I stayed in hospital for the next four days being moved from the ward I was in to the COVID ward as I had COVID a couple of weeks prior and even though I was out of the isolation period they were concerned that with my low platelets I could still be a carrier. During my stay more bloods taken, I was given a CTG, a chest X-ray, an ultrasound, two transfusions and a bone marrow extraction. As one of the nurses said I was getting a ‘full MOT’ as they tried to discover the cause of the problem. Once my haemoglobin levels were increased, I was discharged from hospital and able to return home while we waited for the bone marrow results.  

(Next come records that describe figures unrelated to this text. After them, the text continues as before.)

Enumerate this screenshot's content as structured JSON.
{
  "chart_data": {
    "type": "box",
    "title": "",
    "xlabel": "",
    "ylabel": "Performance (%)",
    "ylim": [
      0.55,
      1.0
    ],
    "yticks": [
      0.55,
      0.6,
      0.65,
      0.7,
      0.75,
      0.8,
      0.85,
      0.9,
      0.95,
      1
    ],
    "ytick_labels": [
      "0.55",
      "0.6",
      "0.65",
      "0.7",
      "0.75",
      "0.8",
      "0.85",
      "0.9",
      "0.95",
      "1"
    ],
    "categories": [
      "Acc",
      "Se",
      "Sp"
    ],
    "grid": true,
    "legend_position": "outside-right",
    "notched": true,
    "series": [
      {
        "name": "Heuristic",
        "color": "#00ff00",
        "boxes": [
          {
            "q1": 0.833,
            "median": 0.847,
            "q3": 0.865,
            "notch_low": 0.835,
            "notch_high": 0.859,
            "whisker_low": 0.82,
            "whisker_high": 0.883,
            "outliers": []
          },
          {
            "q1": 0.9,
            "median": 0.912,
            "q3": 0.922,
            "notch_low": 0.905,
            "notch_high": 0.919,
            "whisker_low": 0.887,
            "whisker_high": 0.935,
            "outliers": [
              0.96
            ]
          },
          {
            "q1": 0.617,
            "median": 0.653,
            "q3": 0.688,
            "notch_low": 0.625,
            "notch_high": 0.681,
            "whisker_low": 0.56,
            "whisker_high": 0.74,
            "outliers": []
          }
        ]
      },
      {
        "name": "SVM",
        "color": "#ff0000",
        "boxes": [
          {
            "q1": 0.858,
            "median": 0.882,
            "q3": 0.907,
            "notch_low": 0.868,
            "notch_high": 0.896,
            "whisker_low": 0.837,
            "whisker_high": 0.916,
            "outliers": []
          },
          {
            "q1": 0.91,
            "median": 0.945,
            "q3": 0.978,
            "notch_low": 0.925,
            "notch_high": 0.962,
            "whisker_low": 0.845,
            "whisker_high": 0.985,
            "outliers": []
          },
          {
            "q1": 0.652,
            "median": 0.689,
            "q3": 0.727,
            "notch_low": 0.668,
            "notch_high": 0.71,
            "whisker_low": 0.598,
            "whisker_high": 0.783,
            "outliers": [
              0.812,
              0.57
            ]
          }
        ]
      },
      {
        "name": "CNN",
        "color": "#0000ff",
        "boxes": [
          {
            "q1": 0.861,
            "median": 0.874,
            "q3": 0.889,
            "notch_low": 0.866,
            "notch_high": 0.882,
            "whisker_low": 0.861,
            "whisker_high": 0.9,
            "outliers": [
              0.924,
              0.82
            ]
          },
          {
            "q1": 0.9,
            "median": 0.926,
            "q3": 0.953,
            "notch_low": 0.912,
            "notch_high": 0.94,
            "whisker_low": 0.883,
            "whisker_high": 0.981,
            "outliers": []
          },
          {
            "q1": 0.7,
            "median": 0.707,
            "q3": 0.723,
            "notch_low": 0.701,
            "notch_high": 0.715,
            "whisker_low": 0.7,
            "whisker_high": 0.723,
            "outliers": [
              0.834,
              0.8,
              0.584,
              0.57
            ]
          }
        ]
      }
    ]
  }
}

I was diagnosed with myelodysplastic Syndrome (MDS) and referred to an MDS specialist at a nearby hospital who after monitoring my blood for several weeks diagnosed me with PNH a rare blood disorder that I had never heard of before. He referred me to the local PNH specialist and the PNH team in Leeds where they confirmed that I did have PNH with a clone size of 90% and needed to start treatment as soon as possible. Although the doctors had explained PNH I was still very unfamiliar with it and started joining Facebooks groups relating to it, webinars and through these I was put in touch with other people who also had PNH who I was able to share my experiences with and ask any questions I might have.  

In December 2022, I went to hospital and received my first dose of ravulizumab (Ultomiris) alongside side two meningitis vaccinations. I was able to receive my second treatment at home on the 21st of December and received my next meningitis vaccine 4 weeks after at the local hospital. Since starting treatment I still feel tired and breathless but I have less headaches and I am hopeful with a few more treatments my symptoms may improve. I am still being monitored for a bone marrow transplant and although this is all very new and scary I now have answers to why I was feeling unwell, I have the support of my loving family, friends, medical team, PNH groups including PNH Support and feel more prepared as a begin my PNH journey.